Abstract

It is a cultural norm for Chinese older adults to engage in co-parenting and caring for grandchildren. Previous research documented health advantages for grandparents who provide occasional, extensive, or even custodial care to grandchildren in China. Yet there is little information regarding the impacts of living arrangement and its interaction with grandchild care on grandparents’ psychological well-being. Using three waves of the 2011-2015 China Health and Retirement Longitudinal Study (CHARLS) data, this study examined the longitudinal association of depressive symptoms with grandchild care intensity and living arrangement among adults aged 40 and above (N=5,037). Mixed effects regression models were applied to examine changes in depressive symptoms and the associations with explanatory variables. At baseline, about half of respondents reported caring for their grandchild (ren). And nine percent lived with grandchildren only, that is, in a skipped-generation household and taking a custodial grandparent role. Overall, depressive symptoms did not change over time.
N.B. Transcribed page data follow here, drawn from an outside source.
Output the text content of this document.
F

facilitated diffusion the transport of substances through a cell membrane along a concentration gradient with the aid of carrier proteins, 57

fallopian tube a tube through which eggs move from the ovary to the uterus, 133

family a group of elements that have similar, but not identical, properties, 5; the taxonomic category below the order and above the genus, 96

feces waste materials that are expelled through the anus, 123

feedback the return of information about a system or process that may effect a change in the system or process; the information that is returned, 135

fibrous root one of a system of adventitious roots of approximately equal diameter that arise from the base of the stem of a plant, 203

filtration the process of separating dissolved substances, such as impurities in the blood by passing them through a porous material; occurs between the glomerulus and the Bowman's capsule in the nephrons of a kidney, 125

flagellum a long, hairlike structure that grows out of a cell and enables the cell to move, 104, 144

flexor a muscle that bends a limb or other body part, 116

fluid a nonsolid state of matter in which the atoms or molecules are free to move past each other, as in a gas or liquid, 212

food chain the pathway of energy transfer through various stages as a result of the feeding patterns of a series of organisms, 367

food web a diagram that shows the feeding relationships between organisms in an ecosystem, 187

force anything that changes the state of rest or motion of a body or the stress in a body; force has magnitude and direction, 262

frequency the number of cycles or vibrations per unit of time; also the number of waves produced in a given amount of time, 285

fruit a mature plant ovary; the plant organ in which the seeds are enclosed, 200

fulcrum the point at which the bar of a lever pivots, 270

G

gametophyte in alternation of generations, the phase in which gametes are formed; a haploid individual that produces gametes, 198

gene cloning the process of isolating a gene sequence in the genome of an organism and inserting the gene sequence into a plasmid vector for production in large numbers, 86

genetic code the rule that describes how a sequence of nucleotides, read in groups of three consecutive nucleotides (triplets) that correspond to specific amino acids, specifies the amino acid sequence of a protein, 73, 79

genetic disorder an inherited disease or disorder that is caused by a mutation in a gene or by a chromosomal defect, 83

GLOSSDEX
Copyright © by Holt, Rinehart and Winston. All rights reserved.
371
After controlling for sociodemographic and health covariates, we found that providing medium level of care (i.e., between three to 10 hours per day) was associated with fewer baseline depressive symptoms, whereas grandparents living with grandchildren had more symptoms at baseline relative to those living with others. Further, an increased level of caregiving in the skipped-generation households was associated with more depressive symptoms. Given that custodial grandparenting is a growing phenomenon in China, further research needs to investigate how to reduce caregiving burden and associated adversary effects and how to promote overall well-being in this population.